Departamento de Químíca Física I, Facultad de Ciencias Químicas, Universidad Complutense , E-28040 Madrid, Spain.
J Chem Inf Model. 2014 Jan 27;54(1):302-13. doi: 10.1021/ci4005833. Epub 2013 Dec 31.
Rotamer libraries usually contain geometric information to trace an amino acid side chain, atom by atom, onto a protein backbone. These libraries have been widely used in protein design, structure refinement and prediction, homology modeling, and X-ray and NMR structure validation. However, they usually present too much information and are not always fully compatible with the coarse-grained models of the protein geometry that are frequently used to tackle the protein-folding problem through molecular simulation. In this work, we introduce a new backbone-dependent rotamer library for side chains compatible with low-resolution models in polypeptide chains. We have dispensed with an atomic description of proteins, representing each amino acid side chain by its geometric center (or centroid). The resulting rotamers have been estimated from a statistical analysis of a large structural database consisting of high-resolution X-ray protein structures. As additional information, each rotamer includes the frequency with which it has been found during the statistical analysis. More importantly, the library has been designed with a careful control to ensure that the vast majority of side chains in protein structures (at least 95% of residues) are properly represented. We have tested our library using an independent set of proteins, and our results support a good correlation between the reconstructed centroids from our rotamer library and those in the experimental structures. This new library can serve to improve the definition of side chain centroids in coarse-grained models, avoiding at the same time an excessive additional complexity in a geometric model for the polypeptide chain.
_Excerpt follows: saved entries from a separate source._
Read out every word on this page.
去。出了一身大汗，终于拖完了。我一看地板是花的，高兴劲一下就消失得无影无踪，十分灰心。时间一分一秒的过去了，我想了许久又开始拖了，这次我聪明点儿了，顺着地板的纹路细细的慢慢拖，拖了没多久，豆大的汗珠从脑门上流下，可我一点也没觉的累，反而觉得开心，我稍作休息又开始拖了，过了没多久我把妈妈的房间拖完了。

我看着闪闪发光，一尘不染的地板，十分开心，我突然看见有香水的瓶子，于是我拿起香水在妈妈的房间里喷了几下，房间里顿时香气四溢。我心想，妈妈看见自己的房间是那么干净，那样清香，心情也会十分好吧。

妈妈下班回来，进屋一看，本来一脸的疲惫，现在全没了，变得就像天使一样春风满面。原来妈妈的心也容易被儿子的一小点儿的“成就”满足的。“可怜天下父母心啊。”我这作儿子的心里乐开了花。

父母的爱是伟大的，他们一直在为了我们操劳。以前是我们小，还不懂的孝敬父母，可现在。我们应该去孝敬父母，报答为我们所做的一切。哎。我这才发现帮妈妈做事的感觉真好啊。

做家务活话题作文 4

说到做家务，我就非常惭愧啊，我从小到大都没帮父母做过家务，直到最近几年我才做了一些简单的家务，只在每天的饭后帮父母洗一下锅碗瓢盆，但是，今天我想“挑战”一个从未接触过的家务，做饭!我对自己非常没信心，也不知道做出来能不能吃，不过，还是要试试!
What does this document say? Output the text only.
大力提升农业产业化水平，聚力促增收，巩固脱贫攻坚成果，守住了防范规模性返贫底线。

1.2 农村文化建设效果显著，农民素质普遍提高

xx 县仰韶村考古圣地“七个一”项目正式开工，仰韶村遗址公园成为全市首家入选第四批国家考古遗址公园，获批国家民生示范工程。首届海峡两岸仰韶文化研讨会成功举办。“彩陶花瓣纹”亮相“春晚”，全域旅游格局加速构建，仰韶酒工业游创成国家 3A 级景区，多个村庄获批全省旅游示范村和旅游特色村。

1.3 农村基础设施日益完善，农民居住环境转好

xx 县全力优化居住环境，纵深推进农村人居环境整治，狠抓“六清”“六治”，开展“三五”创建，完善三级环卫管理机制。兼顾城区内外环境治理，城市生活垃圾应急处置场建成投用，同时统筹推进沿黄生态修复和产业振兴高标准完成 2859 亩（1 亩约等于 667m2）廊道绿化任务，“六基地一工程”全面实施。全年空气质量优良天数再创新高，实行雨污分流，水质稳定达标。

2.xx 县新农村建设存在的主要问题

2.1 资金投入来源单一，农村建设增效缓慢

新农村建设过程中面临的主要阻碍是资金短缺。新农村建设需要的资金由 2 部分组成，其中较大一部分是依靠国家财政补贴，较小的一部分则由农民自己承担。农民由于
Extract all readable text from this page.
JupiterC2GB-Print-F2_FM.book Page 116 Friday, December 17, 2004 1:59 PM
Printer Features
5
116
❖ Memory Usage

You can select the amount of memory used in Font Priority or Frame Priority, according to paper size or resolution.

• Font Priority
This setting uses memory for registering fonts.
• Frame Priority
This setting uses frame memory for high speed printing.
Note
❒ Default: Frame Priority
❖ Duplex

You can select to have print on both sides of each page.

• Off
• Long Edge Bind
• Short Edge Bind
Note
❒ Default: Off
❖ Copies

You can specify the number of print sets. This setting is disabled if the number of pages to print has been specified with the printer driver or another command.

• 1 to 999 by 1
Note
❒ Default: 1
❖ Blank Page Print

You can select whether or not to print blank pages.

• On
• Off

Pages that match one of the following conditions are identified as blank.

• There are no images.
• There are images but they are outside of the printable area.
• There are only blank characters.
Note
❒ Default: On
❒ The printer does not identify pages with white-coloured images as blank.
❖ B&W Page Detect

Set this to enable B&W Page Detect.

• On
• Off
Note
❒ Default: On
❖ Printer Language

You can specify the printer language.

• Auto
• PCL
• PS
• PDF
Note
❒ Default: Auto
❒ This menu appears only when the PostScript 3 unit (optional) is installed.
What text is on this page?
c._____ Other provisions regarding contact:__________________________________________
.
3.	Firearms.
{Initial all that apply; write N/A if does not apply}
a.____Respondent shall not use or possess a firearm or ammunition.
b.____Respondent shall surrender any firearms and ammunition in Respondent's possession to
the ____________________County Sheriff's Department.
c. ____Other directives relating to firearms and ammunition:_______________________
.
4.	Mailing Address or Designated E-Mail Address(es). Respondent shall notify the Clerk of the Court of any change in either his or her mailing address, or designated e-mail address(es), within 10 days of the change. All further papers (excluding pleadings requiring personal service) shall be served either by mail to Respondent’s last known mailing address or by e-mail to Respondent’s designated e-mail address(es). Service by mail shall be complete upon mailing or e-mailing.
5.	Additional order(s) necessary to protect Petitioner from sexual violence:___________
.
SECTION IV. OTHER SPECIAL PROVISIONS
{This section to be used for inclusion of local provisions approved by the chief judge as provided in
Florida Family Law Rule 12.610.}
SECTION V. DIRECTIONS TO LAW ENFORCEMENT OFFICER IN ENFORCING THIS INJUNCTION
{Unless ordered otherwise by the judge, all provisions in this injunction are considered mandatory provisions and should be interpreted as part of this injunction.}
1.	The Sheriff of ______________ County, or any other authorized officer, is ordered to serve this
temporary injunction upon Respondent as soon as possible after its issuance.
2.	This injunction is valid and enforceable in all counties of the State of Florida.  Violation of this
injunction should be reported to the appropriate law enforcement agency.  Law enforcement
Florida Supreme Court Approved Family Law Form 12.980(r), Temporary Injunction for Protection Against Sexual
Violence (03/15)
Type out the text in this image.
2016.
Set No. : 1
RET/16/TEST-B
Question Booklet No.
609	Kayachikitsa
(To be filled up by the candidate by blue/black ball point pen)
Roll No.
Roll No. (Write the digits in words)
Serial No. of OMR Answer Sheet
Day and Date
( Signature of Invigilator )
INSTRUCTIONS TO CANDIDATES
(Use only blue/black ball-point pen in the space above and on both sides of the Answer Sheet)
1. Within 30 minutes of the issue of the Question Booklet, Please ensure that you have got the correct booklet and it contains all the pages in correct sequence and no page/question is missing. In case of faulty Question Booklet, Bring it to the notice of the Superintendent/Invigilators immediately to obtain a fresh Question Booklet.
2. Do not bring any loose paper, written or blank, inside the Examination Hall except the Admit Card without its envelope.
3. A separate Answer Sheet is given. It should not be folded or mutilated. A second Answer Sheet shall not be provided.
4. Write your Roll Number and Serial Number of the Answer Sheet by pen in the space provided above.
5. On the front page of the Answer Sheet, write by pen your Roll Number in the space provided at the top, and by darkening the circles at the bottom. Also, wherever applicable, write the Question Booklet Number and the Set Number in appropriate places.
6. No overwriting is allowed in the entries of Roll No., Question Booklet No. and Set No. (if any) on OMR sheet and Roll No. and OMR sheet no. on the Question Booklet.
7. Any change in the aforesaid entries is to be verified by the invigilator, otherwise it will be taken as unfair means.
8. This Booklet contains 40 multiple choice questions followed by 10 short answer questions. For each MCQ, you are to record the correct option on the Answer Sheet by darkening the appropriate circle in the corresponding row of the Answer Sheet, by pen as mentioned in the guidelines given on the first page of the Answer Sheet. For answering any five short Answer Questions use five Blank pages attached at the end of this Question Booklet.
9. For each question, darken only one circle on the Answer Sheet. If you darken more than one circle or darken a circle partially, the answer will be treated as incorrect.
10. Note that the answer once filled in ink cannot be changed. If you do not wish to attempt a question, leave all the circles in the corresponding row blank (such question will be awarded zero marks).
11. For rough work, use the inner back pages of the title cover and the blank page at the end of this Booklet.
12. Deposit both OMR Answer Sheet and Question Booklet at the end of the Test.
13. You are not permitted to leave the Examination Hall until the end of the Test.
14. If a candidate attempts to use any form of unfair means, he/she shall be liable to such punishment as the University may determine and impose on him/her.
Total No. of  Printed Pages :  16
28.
构象文库通常包含用于追踪氨基酸侧链的几何信息,原子一个接一个地映射到蛋白质骨架上。这些文库已广泛应用于蛋白质设计、结构精修和预测、同源建模以及 X 射线和 NMR 结构验证。然而,它们通常包含过多的信息,并且并不总是完全与蛋白质几何形状的粗粒度模型兼容,这些模型经常用于通过分子模拟解决蛋白质折叠问题。在这项工作中,我们引入了一种新的与低分辨率模型兼容的侧链依赖的构象文库。我们放弃了对蛋白质的原子描述,而是用每个氨基酸侧链的几何中心(或质心)来表示。所得的构象通过对由高分辨率 X 射线蛋白质结构组成的大型结构数据库的统计分析来估计。作为附加信息,每个构象都包含在统计分析中发现它的频率。更重要的是,该文库的设计经过精心控制,以确保蛋白质结构中的绝大多数侧链(至少 95%的残基)得到适当表示。我们使用一组独立的蛋白质测试了我们的文库,我们的结果支持从我们的构象文库重建的质心与实验结构中的质心之间的良好相关性。这个新的文库可以用来改进粗粒度模型中侧链质心的定义,同时避免在多肽链的几何模型中增加过多的复杂性。